En el verano de 2023, aun albergábamos dudas de que una investidura construida sobre el fraude llegara a ser real.

Eran varios los fraudes en que se apoyaba la escalada del PSOE al Gobierno después de perder las elecciones. El primero, el fraude electoral pues el pacto de investidura se apoyaba en lo contrario al programa electoral con el que se presentó el PSOE a las elecciones. Cierto que ahí no había novedad, que en todas las convocatorias electorales el PSOE se presenta como una marca blanca: lo importante es que acudan sus adeptos a votar la marca, todo lo que luego haga el PSOE solo incumbe al PSOE. El voto al PSOE es una página en blanco. Sus votantes se adaptan a las nuevas y sorpresivas ocurrencias, aunque tengan que retorcer sus mentes y abjurar de sus creencias.

Pero sobre todo se aupó en un doble fraude constitucional.

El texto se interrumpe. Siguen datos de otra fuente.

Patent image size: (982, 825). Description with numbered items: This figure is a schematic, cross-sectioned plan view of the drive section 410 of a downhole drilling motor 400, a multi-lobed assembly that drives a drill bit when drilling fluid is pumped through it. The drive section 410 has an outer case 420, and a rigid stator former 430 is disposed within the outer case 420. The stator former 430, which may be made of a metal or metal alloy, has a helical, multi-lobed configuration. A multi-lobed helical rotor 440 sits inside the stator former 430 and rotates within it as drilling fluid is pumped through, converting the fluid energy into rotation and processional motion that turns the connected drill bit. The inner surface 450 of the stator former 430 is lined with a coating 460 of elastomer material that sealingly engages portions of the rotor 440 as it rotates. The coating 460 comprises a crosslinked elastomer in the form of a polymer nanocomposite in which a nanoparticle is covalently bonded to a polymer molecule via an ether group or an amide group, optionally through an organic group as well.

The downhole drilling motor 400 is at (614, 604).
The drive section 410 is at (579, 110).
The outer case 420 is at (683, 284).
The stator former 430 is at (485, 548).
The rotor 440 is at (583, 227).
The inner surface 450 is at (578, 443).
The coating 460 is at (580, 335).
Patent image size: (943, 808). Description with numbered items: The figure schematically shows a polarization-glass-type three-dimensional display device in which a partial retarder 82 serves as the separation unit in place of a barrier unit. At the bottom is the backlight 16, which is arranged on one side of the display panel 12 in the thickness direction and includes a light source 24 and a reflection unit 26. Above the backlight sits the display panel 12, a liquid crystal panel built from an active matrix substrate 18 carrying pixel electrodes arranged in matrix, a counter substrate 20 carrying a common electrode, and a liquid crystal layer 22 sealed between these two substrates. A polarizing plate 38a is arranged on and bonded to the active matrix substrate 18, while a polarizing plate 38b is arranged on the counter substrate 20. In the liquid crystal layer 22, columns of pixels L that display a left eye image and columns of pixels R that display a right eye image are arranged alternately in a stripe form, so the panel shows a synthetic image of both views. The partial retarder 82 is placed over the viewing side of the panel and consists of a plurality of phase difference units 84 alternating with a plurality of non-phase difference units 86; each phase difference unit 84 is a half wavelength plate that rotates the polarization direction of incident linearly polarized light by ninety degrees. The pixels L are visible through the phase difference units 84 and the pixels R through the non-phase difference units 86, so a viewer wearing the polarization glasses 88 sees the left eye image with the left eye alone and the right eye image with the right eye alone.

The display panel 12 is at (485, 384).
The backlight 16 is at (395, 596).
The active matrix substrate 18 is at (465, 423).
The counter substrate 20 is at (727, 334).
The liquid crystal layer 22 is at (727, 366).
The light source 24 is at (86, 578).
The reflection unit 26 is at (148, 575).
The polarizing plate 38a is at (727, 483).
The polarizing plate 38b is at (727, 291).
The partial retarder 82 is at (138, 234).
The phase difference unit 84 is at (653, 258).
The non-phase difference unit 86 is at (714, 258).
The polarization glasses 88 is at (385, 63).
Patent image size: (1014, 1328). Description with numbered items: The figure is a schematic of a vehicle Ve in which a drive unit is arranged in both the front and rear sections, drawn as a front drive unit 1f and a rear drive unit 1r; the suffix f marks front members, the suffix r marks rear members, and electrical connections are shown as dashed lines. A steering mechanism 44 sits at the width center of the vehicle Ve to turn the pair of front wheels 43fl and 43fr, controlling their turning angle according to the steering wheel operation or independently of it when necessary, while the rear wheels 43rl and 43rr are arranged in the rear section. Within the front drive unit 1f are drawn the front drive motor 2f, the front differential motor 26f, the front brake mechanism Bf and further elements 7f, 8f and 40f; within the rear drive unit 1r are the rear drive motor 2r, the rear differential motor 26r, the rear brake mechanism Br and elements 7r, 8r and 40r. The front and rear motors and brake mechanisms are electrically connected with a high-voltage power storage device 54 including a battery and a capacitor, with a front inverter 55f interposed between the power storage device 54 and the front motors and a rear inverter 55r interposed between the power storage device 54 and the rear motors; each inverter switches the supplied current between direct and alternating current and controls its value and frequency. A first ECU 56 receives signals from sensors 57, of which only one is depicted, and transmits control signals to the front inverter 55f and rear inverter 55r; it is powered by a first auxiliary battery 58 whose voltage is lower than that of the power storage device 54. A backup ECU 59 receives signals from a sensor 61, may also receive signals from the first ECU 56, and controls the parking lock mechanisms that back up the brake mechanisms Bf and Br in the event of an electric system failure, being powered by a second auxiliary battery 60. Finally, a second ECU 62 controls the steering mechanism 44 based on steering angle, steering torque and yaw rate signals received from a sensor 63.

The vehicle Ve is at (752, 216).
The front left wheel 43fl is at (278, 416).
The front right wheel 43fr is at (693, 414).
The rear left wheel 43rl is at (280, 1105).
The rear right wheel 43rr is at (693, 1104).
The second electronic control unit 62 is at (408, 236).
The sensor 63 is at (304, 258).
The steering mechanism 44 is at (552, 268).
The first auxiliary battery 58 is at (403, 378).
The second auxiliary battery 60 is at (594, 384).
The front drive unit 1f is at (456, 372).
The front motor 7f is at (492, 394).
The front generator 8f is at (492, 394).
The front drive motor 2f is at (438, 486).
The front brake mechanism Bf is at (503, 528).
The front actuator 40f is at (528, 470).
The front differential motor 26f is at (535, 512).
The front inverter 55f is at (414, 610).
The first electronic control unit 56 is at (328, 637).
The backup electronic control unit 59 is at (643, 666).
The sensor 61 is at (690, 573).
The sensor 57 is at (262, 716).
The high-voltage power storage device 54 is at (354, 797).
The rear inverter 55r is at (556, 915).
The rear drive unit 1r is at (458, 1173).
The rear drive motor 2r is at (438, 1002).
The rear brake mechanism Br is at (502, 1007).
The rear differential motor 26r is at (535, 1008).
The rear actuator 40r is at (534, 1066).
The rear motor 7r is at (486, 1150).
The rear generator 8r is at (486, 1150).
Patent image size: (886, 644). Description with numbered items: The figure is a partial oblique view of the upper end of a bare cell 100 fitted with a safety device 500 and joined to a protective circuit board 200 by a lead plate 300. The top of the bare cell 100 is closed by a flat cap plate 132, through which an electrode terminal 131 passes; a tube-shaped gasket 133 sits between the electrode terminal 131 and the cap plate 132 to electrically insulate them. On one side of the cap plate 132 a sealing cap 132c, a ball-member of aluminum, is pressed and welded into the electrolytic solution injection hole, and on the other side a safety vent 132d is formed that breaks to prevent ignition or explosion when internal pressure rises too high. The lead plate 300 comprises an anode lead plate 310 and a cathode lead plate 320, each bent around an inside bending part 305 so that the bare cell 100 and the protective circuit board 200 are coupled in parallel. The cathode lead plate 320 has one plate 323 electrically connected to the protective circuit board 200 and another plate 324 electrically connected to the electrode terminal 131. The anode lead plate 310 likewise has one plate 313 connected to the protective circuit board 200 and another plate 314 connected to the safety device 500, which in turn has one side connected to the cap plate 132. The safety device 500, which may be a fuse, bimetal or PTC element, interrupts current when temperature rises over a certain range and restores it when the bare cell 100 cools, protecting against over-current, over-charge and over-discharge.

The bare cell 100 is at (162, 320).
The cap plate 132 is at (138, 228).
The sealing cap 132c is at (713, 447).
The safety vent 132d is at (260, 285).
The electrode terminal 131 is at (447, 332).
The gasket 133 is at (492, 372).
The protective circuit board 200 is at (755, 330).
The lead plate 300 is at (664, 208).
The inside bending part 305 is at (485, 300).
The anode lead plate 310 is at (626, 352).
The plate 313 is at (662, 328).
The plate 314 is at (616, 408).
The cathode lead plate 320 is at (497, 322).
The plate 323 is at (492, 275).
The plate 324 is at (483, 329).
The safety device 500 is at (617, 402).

El primero, que ningún proyecto común para España reunía a sus aliados sino promesas de impunidad.

El segundo, que una de esas promesas, la amnistía, era contraria a la Constitución por una razón muy sencilla: la Constitución no la nombraba en ningún momento. Y el Código Penal no la enumeraba entre las causas de extinción de la responsabilidad penal.

En un doloroso, para los demócratas, ejercicio de hipocresía, el otrora respetado garante de la Constitución esgrimió patéticos argumentos para sostener la constitucionalidad del pacto que dió al PSOE el Gobierno. Patetismo ajurídico solo superado por un Tribunal de Justicia de la Unión Europea que omite responder a las cuestiones que se le planteaban para concluir que está todo fenomenal por la reconciliación.

Al dia siguiente, Puigdemont y sus colegas, presentaron un escrito ante la Comisión Europea para que se imponga la amnistía prometida y puedan volver para volverlo a hacer. La verdad, supuran más rencor que espíritu conciliador.

Este Gobierno empezó su andadura hace tres años echando un pulso al Poder Judicial y va camino de terminarla del mismo modo, además de colapsar los juzgados con los imputados familiares, de partido y allegados.

Un Gobierno no debe gobernar contra los jueces, contra el legislativo y apoyado en parte de la sociedad subvencionada con el dinero de todos. Un Gobierno debe gobernar para todos, no para los suyos. Presume el PSOE de gobernar «para la mayoría», o sea, contra todos los demás.

Un Gobierno de confrontación impide avanzar. Y así llevamos ocho años en que el Gobierno se ha centrado en sí mismo y ha abandonado su autentica labor de gobernar, limitándose a ideologizar.